What about candidates for mayor or governor? Yes, it seems more likely that specific references to SELA would have been more believable. Yet, and this seems obvious, when voter turnout for state and local offices hovers between 10 to 20%, victorious electoral strategies tap into the emotional appeals that energize the base. Again, “Cut Taxes”, “It’s Your Money”, “Keep America Safe” – or, looking ahead a bit “Competence in Government” and the like).
Voters may go to the polls with single issues on their minds (e.g. taxes, abortion, Iraq and so forth). But few if any get riled up because of a single issue like ‘finish the job with SELA”. That is just not going to happen in our busy world of markets, networks, organizations, friends and family.
Which means that we, the voters, end up having to rely on government officials and others whose job, duty or interest lies with worrying over things like the infrastructure on the Gulf Coast.
We’ve heard much in recent weeks about the large percentage of our nation’s economy that has depended on the Gulf Coast.
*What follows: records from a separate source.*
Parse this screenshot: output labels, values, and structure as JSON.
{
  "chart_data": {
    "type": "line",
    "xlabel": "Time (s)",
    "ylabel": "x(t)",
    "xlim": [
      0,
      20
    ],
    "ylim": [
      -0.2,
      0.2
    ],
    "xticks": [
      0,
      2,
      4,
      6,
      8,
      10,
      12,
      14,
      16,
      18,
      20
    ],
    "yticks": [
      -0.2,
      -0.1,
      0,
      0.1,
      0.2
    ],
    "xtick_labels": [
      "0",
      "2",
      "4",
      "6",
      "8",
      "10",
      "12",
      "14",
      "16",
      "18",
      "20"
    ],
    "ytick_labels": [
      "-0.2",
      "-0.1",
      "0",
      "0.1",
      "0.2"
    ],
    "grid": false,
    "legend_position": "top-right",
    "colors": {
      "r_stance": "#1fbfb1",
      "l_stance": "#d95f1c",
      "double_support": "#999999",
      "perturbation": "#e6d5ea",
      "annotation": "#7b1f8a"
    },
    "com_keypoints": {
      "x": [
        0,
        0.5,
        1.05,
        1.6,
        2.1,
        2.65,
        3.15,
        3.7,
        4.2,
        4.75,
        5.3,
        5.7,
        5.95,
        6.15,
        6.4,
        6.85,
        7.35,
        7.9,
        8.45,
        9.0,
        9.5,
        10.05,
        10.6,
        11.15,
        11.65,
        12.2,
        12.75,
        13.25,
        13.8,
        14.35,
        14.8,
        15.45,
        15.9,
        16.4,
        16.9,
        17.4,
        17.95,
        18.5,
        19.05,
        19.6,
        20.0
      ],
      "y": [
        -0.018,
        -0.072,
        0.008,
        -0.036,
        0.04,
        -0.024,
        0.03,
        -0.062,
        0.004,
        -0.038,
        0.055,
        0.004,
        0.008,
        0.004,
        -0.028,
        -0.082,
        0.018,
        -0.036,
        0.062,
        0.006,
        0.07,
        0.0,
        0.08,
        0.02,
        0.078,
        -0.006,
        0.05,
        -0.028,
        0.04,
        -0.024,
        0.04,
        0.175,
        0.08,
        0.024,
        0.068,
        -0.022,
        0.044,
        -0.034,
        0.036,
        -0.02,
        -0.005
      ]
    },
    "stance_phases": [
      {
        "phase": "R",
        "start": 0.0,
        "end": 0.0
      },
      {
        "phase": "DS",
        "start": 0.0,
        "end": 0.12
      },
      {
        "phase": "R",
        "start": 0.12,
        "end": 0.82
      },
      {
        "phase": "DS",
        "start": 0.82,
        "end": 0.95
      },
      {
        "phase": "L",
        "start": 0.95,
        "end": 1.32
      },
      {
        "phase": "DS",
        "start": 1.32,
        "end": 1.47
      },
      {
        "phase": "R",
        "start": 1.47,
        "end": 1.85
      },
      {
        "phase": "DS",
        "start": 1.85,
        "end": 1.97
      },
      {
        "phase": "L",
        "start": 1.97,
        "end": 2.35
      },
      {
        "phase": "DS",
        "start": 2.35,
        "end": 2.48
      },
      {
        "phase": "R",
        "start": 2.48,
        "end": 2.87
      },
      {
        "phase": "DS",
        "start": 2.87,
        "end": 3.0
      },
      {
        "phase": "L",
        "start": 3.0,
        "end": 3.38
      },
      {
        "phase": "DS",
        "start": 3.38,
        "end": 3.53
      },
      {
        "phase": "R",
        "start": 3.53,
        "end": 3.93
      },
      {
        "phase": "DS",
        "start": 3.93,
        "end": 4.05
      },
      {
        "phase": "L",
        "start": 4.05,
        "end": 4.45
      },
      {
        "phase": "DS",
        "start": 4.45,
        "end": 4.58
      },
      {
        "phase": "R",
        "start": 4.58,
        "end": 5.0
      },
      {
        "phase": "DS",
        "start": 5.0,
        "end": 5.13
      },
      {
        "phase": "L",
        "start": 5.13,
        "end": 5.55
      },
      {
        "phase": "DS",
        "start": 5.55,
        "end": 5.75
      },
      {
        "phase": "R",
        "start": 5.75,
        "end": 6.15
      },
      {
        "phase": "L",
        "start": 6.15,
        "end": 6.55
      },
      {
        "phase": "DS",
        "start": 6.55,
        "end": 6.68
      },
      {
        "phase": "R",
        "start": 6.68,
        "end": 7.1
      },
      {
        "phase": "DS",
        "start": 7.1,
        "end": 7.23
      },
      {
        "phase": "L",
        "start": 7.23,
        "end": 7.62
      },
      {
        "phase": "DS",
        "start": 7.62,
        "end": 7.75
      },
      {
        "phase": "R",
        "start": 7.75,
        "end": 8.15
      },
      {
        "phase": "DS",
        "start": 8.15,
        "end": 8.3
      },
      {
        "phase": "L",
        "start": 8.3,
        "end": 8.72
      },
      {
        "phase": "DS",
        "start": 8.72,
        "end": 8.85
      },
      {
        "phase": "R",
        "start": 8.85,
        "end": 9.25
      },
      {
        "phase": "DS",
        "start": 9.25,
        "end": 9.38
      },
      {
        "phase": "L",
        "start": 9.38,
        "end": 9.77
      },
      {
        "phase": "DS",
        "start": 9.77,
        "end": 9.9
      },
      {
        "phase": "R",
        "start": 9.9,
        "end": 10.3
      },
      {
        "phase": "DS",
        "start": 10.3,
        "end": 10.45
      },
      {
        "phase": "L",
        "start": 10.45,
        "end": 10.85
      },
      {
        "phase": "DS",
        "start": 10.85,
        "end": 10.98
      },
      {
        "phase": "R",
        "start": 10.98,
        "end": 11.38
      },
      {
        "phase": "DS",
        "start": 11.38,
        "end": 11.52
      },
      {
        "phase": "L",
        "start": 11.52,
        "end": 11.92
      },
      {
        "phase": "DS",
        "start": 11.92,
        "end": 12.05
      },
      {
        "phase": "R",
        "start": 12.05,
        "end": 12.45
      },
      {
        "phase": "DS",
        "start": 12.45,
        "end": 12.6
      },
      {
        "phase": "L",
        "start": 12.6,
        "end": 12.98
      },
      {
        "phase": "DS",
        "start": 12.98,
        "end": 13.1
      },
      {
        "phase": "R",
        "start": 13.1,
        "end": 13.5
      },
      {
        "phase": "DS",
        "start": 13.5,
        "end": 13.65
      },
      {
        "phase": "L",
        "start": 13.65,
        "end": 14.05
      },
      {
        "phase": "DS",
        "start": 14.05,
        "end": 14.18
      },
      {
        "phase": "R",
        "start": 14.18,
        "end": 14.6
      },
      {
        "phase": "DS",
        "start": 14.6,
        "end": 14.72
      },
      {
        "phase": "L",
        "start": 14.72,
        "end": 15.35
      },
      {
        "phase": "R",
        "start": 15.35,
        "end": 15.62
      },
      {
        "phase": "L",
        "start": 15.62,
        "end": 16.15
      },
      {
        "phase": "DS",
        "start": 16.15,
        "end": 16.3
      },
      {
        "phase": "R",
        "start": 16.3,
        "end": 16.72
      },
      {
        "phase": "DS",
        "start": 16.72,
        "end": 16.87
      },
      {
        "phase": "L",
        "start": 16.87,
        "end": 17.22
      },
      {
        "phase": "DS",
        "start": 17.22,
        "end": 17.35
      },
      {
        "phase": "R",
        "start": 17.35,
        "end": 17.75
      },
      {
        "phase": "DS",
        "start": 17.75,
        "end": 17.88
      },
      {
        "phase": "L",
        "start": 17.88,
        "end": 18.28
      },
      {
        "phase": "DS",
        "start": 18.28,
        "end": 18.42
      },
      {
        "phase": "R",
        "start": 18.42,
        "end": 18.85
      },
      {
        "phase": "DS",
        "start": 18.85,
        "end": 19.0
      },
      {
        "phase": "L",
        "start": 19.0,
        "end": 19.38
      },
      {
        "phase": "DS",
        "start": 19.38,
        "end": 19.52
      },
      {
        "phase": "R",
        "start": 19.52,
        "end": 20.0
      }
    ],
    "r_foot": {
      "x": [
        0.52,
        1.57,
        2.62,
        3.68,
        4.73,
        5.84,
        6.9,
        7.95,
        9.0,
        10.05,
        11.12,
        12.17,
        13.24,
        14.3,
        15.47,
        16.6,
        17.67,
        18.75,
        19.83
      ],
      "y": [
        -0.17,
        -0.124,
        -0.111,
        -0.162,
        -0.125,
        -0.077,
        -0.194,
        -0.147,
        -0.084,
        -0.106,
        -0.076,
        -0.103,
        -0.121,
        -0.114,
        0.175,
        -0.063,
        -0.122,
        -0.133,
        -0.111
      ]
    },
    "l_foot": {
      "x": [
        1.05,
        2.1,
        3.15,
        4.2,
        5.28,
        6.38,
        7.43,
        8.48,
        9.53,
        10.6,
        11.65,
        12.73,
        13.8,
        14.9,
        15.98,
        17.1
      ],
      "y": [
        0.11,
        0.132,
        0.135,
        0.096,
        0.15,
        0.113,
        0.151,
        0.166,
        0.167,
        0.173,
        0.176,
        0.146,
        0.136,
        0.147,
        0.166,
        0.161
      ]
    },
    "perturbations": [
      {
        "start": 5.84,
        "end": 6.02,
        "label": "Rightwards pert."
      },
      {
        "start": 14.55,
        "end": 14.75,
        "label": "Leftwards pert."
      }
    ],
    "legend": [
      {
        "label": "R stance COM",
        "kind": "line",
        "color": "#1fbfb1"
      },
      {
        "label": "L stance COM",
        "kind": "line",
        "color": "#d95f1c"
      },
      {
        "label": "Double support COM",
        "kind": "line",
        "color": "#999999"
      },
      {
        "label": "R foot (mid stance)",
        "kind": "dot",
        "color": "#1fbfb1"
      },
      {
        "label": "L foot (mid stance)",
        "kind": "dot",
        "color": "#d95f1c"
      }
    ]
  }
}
A corollary points to the interest -- and the job -- of businesses from oil and energy to food and retail to ensure we all gain from a ‘Gulf Coast that works’.
And, so we come full circle. Elections are won on generalities, not specifics. Generalities favor messages about cutting taxes, not raising them. And about ‘letting the market fix things” not ‘government’. The job of building and maintaining infrastructure like levees and highways and so forth does not belong to any market. It belongs to government. Government fails to do that job without sufficient resources. Government failures reinforce the messages that government doesn’t work, only the market does. And, government failures reinforce the messages about cutting taxes and ‘it’s your money’.
It’s a spiral – but one that heads down, not up. There are many ways to reverse the spin. One surely would be for business leaders to revisit what ‘corporate citizenship’ means in this totally interconnected world of markets, networks, organizations, friends and family. Quarter-by-quarter profits might rise in a fiscal environment of low taxes. But, ultimately, government cannot function without resources -- and businesses, like the rest of us, are dependent on the infrastructure that government must build and maintain.
The $300 million businesses have contributed is an interesting number when compared with the $250 million that remained to be spent on SELA. But an even more interesting and compelling number is this: how much business -- how much profits -- will be lost between the time Katrina hit and the time the Gulf Coast’s contribution to America’s economy is back to pre-Katrina levels?
That answer will dwarf both the $250 million and the $300 million numbers.